Dalam hal menuntut ilmu apa yang dilakukan oleh Abu Bakar Al-Abhari Al-Muhaddits layak diteladani. Ia berkata, “Aku membaca mukhtashar Ibnu Abdul Hakam 500 kali, Kitab Al-Asadiyah 75 kali, Al-Muwatha’ 45 kali, dan Mukhtasar Al-Barqi 70 kali, serta Al-Mabsuth 30 kali.” Sementara itu, khusus di Bulan Ramadhan, Imam Syafi’i tidak pernah lepas dari 60 kali menghatamkan al-Qur’an
Lebih jauh dari masa tabi’in adalah masa sahabat Rasulullah ﷺ. Para sahabat Nabi itu memiliki kebiasaan yang sangat sederhana tetapi sangat mengagumkan.
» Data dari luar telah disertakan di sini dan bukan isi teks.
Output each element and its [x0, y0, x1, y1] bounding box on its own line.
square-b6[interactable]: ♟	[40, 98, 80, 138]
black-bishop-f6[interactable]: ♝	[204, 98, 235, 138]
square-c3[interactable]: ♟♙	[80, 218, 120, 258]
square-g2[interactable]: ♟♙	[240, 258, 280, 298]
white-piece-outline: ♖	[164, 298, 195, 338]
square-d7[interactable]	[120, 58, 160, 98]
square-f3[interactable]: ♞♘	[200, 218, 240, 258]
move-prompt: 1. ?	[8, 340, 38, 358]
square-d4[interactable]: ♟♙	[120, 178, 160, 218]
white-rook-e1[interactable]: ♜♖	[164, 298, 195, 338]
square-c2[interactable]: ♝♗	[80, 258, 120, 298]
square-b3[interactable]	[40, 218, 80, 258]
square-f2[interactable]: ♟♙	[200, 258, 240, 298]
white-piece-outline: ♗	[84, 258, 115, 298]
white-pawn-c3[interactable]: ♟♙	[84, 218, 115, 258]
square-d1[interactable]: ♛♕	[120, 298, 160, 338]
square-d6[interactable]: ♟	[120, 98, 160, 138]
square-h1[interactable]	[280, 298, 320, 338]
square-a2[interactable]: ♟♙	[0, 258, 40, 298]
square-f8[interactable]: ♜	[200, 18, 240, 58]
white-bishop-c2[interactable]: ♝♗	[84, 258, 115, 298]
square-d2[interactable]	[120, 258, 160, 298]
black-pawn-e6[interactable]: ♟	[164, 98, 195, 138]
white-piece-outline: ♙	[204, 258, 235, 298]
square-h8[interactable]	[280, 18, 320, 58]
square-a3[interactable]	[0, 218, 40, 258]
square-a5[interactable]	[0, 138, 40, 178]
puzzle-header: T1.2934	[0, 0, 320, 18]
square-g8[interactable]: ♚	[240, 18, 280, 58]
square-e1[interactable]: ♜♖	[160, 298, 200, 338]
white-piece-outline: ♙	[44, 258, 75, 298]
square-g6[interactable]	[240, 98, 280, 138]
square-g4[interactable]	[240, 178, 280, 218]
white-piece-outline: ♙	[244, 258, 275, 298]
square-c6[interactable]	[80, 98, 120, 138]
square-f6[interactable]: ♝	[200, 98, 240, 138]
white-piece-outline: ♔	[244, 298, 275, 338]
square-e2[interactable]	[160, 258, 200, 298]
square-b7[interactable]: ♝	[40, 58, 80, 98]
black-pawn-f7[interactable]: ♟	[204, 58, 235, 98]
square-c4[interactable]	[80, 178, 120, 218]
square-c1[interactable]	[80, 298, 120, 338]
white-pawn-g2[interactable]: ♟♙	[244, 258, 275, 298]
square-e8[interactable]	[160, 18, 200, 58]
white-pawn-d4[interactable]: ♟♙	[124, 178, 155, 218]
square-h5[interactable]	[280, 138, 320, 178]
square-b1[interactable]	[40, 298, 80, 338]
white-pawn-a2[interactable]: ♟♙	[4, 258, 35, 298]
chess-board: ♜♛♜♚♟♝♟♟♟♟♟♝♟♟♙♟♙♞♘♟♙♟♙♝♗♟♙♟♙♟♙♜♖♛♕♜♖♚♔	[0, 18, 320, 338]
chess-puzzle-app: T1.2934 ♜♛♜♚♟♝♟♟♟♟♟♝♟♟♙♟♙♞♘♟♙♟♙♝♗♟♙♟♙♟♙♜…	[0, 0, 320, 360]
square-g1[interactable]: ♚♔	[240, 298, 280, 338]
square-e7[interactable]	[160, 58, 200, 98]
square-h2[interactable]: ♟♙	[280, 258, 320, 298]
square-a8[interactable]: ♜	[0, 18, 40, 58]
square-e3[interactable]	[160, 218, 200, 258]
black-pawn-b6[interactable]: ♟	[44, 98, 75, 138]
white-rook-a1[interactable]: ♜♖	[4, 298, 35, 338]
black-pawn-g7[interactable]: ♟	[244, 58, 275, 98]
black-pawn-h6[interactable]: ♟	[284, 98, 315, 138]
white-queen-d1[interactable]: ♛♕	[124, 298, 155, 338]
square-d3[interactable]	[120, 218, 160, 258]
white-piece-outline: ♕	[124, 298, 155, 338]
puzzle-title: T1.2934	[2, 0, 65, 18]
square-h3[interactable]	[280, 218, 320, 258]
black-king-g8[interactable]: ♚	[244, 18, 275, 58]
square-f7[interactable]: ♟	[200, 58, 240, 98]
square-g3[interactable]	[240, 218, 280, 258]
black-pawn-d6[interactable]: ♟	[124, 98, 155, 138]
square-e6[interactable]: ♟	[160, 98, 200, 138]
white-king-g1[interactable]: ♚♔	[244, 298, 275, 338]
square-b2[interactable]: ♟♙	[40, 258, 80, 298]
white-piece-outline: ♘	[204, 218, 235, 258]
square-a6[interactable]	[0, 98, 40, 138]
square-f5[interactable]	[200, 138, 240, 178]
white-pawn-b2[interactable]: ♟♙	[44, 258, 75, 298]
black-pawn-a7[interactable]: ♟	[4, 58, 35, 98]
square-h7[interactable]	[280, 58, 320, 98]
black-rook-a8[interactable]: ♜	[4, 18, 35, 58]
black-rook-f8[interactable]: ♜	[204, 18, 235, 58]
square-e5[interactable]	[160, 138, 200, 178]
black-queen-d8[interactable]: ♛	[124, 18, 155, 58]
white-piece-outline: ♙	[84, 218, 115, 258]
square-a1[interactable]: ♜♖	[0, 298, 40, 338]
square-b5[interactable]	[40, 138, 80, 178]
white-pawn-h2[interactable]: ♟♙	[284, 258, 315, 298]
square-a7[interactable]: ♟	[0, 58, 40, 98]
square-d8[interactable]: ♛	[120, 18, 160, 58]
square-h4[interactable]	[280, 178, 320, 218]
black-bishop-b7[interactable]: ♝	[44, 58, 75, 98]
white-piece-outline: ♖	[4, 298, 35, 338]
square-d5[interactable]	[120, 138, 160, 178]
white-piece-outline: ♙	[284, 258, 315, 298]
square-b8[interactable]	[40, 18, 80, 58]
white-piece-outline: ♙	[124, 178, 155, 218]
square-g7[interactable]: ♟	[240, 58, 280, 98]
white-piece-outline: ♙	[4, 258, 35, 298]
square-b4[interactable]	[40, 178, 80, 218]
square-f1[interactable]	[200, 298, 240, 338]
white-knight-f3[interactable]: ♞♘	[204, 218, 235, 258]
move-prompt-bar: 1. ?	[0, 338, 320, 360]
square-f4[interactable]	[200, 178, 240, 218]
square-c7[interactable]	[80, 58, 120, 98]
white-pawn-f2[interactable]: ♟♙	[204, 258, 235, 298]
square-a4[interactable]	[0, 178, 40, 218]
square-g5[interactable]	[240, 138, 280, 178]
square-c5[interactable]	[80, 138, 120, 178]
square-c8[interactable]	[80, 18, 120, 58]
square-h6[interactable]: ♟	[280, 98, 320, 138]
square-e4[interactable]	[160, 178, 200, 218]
Kala mempelajari al-Qur’an, para sahabat Nabi ini tidak serta merta membaca dan mengkaji semua ayat
Tetapi mereka mempelajari al-Qur’an sepuluh ayat demi sepuluh ayat. Setelah memahami dan mengamalkannya, barulah mereka menambah pelajaran al-Qur’annya
.
Sudah pahamkan? Mengapa mereka dikatakan generasi terbaik? Salah satunya adalah karena mereka berani bertaruh waktu untuk mendapatkan keuntungan sebanyak mungkin. Mereka paksakan kebaikan itu, meski awalnya memang sulit.